MDs urged to write the rules on assisted death
When the Supreme Court overturned the ban on physician-assisted dying earlier this year, they didn't check with doctors first. A commentary just published in the Canadian Medical Association Journal says it's important for physicians to speak up now.
The article - by Dr. Jocelyn Downie, law and medicine professor at Dalhousie University and a member of the pro bono team representing the plaintiff (Kay) Carter at the Supreme Court, says doctors need to become key contributors to the public discussions on the many procedural and other questions regarding physician assisted death.
The Supreme Court decision declaring the ban on assisted suicide in violation of the Charter was suspended for 12 months to allow lawmakers the opportunity to draft legislation. Downie argues that doctors must enter the discussion now, while they have the opportunity to weigh in on the design of the law.
There are many issues regarding assisted suicide about which doctors need clarity. For instance, the Court did not design a regulatory framework for permitting doctor-assisted death. There needs to be procedural safeguards. Can one physician okay it or do we need two? How many days need to pass between a request for doctor assisted death and the assistance being provided? Should hospitals be permitted to refuse outright such requests? Then there are issues related to the kinds of people eligible. Will physician-assisted dying be permitted for patients with dementia who signed an advance directive requesting assisted death before the onset of the dementia? Would mature minors be permitted access to assisted death?
Beyond the obvious - that doctors should have a seat at the table since they're doing the assisting - there are other good reasons why doctors should play a paramount role in helping craft legislation.
As Dr. Downie argues, doctors practice evidence-based medicine. That puts them in a good position to weigh the experience and to evaluate the evidence in other countries with doctor-assisted death. Take, for instance, the relationship between doctor assisted death and access to palliative care.
Some critics of doctor assisted death worry that its availability precludes access to palliative care. Proponents say countries with doctor-assisted death have seen increased access to palliative care. Doctors here in Canada are in a good position to evaluate the evidence one way or another.
If implemented, doctors will be crucial in conducting research on the impact of doctor-assisted death here in Canada. Other countries that have doctor-assisted dying have mandatory reporting requirements. To make that work here in Canada, we need the input of physician leaders like the Canadian Medical Association (CMA). In the longer term, the people who run medical schools and residency programs will need to make sure there are enough physicians willing, able and trained to provide assisted dying with compassion.

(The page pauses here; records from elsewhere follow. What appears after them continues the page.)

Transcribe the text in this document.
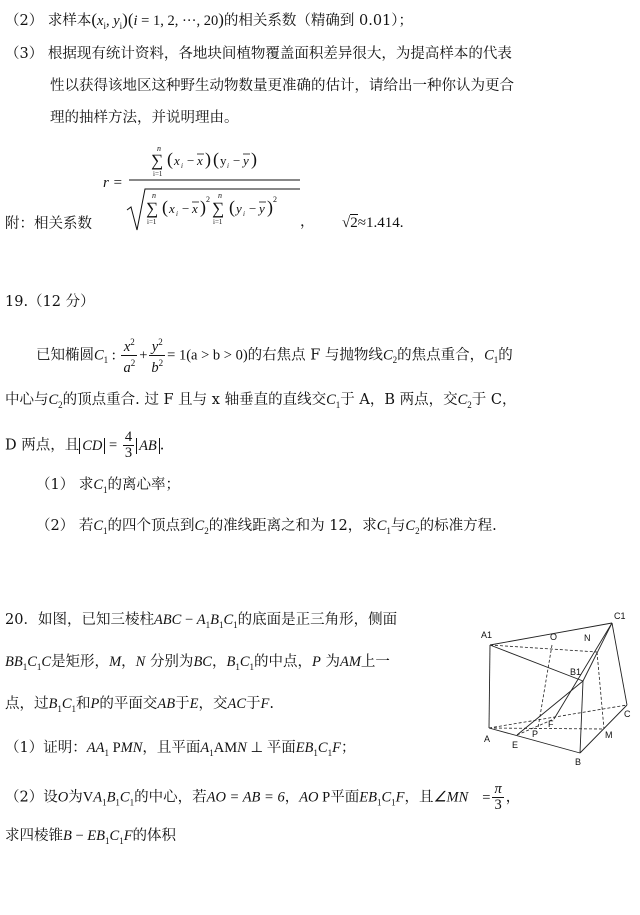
（2） 求样本($x_i$, $y_i)(i = 1$, 2, ···, 20)的相关系数（精确到 0.01）；
（3） 根据现有统计资料，各地块间植物覆盖面积差异很大，为提高样本的代表
性以获得该地区这种野生动物数量更准确的估计，请给出一种你认为更合
理的抽样方法，并说明理由。
r =
n
∑
i=1
( x i − x ) ( y i − y )
n
∑
i=1
( x i − x ) 2 n
∑
i=1
( y i − y ) 2
附：相关系数	， √2≈1.414.
19.（12 分）
已知椭圆$C_1$ : $\frac{x^2}{a^2} + \frac{y^2}{b^2} = 1(a > b > 0)$的右焦点 F 与抛物线$C_2$的焦点重合，$C_1$的
中心与$C_2$的顶点重合. 过 F 且与 x 轴垂直的直线交$C_1$于 A，B 两点，交$C_2$于 C，
D 两点，且 CD = $\frac{4}{3}$ AB .
（1） 求$C_1$的离心率；
（2） 若$C_1$的四个顶点到$C_2$的准线距离之和为 12，求$C_1$与$C_2$的标准方程.
20．如图，已知三棱柱ABC − $A_1B_1C_1$的底面是正三角形，侧面
$BB_1C_1C$是矩形，M，N 分别为BC，$B_1C_1$的中点，P 为AM上一
点，过$B_1C_1$和P的平面交AB于E，交AC于F.
（1）证明：$AA_1$ PMN，且平面$A_1AMN$ ⊥ 平面$EB_1C_1F$；
（2）设O为$VA_1B_1C_1$的中心，若AO = AB = 6，AO P平面$EB_1C_1F$，且∠MN = $\frac{\pi}{3}$ ，
求四棱锥$B - EB_1C_1F$的体积
A1	O	N
C1
B1
P
F
A
E
B
M
C
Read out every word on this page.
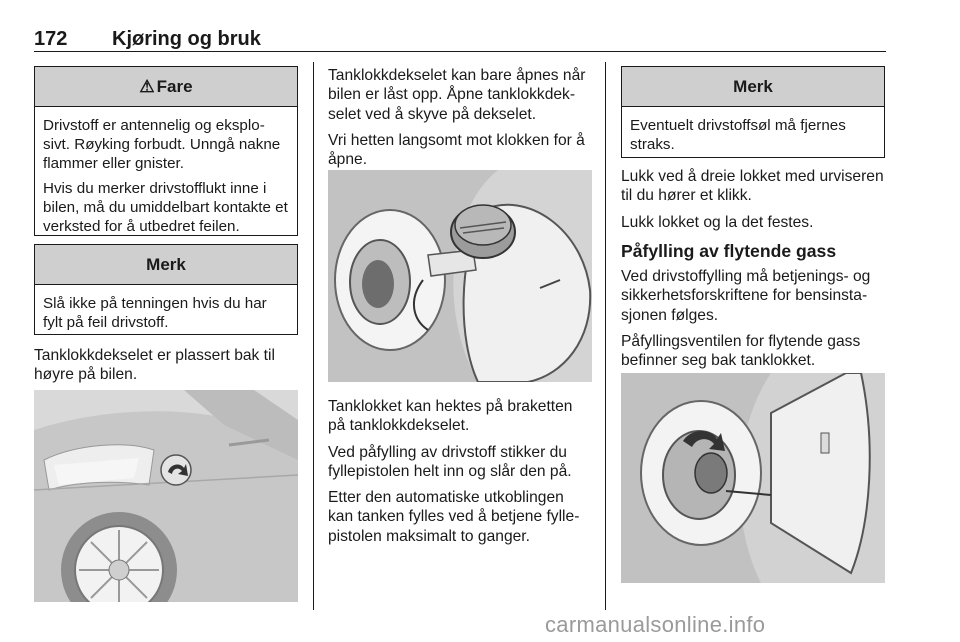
172 Kjøring og bruk
⚠ Fare

Drivstoff er antennelig og eksplo-sivt. Røyking forbudt. Unngå nakne flammer eller gnister.

Hvis du merker drivstofflukt inne i bilen, må du umiddelbart kontakte et verksted for å utbedret feilen.

Merk

Slå ikke på tenningen hvis du har fylt på feil drivstoff.

Tanklokkdekselet er plassert bak til høyre på bilen.

Tanklokkdekselet kan bare åpnes når bilen er låst opp. Åpne tanklokkdek-selet ved å skyve på dekselet.

Vri hetten langsomt mot klokken for å åpne.

Tanklokket kan hektes på braketten på tanklokkdekselet.

Ved påfylling av drivstoff stikker du fyllepistolen helt inn og slår den på.

Etter den automatiske utkoblingen kan tanken fylles ved å betjene fylle-pistolen maksimalt to ganger.

Merk

Eventuelt drivstoffsøl må fjernes straks.

Lukk ved å dreie lokket med urviseren til du hører et klikk.

Lukk lokket og la det festes.

Påfylling av flytende gass

Ved drivstoffylling må betjenings- og sikkerhetsforskriftene for bensinsta-sjonen følges.

Påfyllingsventilen for flytende gass befinner seg bak tanklokket.

carmanualsonline.info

Resolving the issue of conscientious objection to assisted death is key to moving forward. Physicians who don't want to take part in assisted dying are in the majority. According to an article in the National Post, internal polling by the CMA found that 26.7% of doctors would be willing to participate in assisted suicide, and 20.9% with voluntary euthanasia.
That means well over 70% don't want to participate. For those MDs, it's even more essential that physicians give input into proposed legislation. Thus, the issue of conscientious objection needs to be resolved, given the Court's clear ruling that the decision does not compel any physician to provide assisted dying.
We need clear guidance regarding the duty to refer patients to MDs willing to provide it. That said, the article says physicians must stand up for colleagues who object to assisted dying as well as for patients for and against the practice.
There are some indications that the 12 month deadline could be in play. There have been calls to ask the Supreme Court to provide an extension on the 12-month suspension of the decision to buy more time. That plus a federal election later this year could slow down the process of crafting legislation.
As to the role that might be played by physicians, given the diametrically opposed viewpoints between proponents and critics, it may be necessary for provincial colleges to set up a framework to step in and make referrals when a patient who wants assisted death can't find a physician willing to do it. In general, the CMA hasn't traditionally favoured mandatory referral. But it's up for discussion.
Would the CMA make an exception in the case of doctor-assisted death? Not without a lot of deep internal soul searching in my opinion. And without resolving the issue of how conscientious objection is permitted to manifest itself, it's possible we could end up with a law permitting doctor assisted death and no one to do it.